独立行政法人 産業技術総合研究所【理事長 吉川 弘之】(以下「産総研」という)化学物質リスク管理研究センター【センター長 中西 準子】環境暴露モデリングチームの東野 晴行研究チーム長は、化学物質の広域大気濃度分布や曝露人口分布を予測するモデルADMERの英語版と改良版を開発した。平成17年1月6日よりソフトウェア及びユーザーマニュアルの無償配布を開始する。【URL「http://admer.aist-riss.jp/」からダウンロード可能】
ADMER(正式名称:産総研-曝露・リスク評価大気拡散モデル(National Institute of Advanced Industrial Science and Technology - Atmospheric Dispersion Model for Exposure and Risk Assessment:AIST-ADMER ))は、関東地方や近畿地方のような地域スケールでの化学物質濃度の時空間分布の推定を目的としたソフトウェアであり、5×5kmの空間分解能と6つの時間帯でかつ1ヵ月の平均値の推定を実現できる性能を持っている。
ADMERには、大気中濃度及び沈着量の分布を推定する機能に加えて、グリッド排出量を作成する機能、気象データを集計・補間及び解析する機能、曝露人口分布の計算のように推定濃度を解析する機能などが含まれている。また、計算操作や結果の管理を助けるグラフィック・ユーザーインターフェイスや、発生源、濃度、沈着量分布のマッピング表示、任意の地点での値の抽出など、曝露評価に用いる基本的な機能はほぼ実装されている。
これらの機能によって、シミュレーションモデルの専門家だけでなく、リスク評価に携わる研究者や評価者、さらに国や自治体などの行政担当者や企業においても広域の時空間濃度分布の推定が可能となった。
ADMERは、全国対応版であるVer.1.0の公開から1年余りですでに1000人を超える利用者があり、同種のソフトウェアとしては日本で最も普及しているものである。
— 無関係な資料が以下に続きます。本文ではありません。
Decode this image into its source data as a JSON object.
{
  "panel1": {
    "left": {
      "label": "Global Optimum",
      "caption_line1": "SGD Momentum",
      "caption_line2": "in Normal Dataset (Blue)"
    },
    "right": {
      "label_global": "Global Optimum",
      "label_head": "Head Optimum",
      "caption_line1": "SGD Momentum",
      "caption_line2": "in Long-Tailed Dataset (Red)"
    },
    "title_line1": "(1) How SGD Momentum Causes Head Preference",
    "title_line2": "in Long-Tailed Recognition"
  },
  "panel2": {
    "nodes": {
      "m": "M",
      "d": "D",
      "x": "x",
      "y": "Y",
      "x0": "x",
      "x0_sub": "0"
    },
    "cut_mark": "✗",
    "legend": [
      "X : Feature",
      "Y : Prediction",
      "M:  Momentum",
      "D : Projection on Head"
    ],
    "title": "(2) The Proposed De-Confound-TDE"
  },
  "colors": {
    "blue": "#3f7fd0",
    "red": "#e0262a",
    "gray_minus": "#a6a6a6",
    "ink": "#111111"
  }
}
現在、以下に示すような用途で、さまざまな場所で利用されている。
-
国や地方自治体における環境政策実施の裏付けやリスクコミュニケーションの材料として
-
教育機関やNGO、企業での環境教育の題材として
-
企業での自主管理のバックグラウンドデータとして
2002年3月 |
開発途中ではあったがα版として試験的に公開第1回技術講習会を実施 |
2002年10月 |
適用地域を関東地方に限ったβ版(ver.0.8β)を公開 |
2003年8月 |
全国の任意の地域で適用可能なver.1.0を公開 |
2003年10月 |
第2回技術講習会を実施 |
2005年1月 |
英語版(ver.1.5e)と改良版ver.1.5を同時公開 |
なお、本モデルの開発は、独立行政法人 新エネルギー・産業技術総合開発機構【理事長 牧野 力】からの受託研究「リスク評価、リスク評価手法の開発及び管理対策のリスク削減効果分析」の一環として行われたものである。
今後は、ADMERの基本グリッド間隔である5×5km以下の濃度分布を推定する機能(サブグリッドモジュール)の開発や、今回リリースした英語版を発展させた日本以外の地域で適応可能な国際版の開発、中国など今後リスク評価が重要となってくる地域での適用を計画している。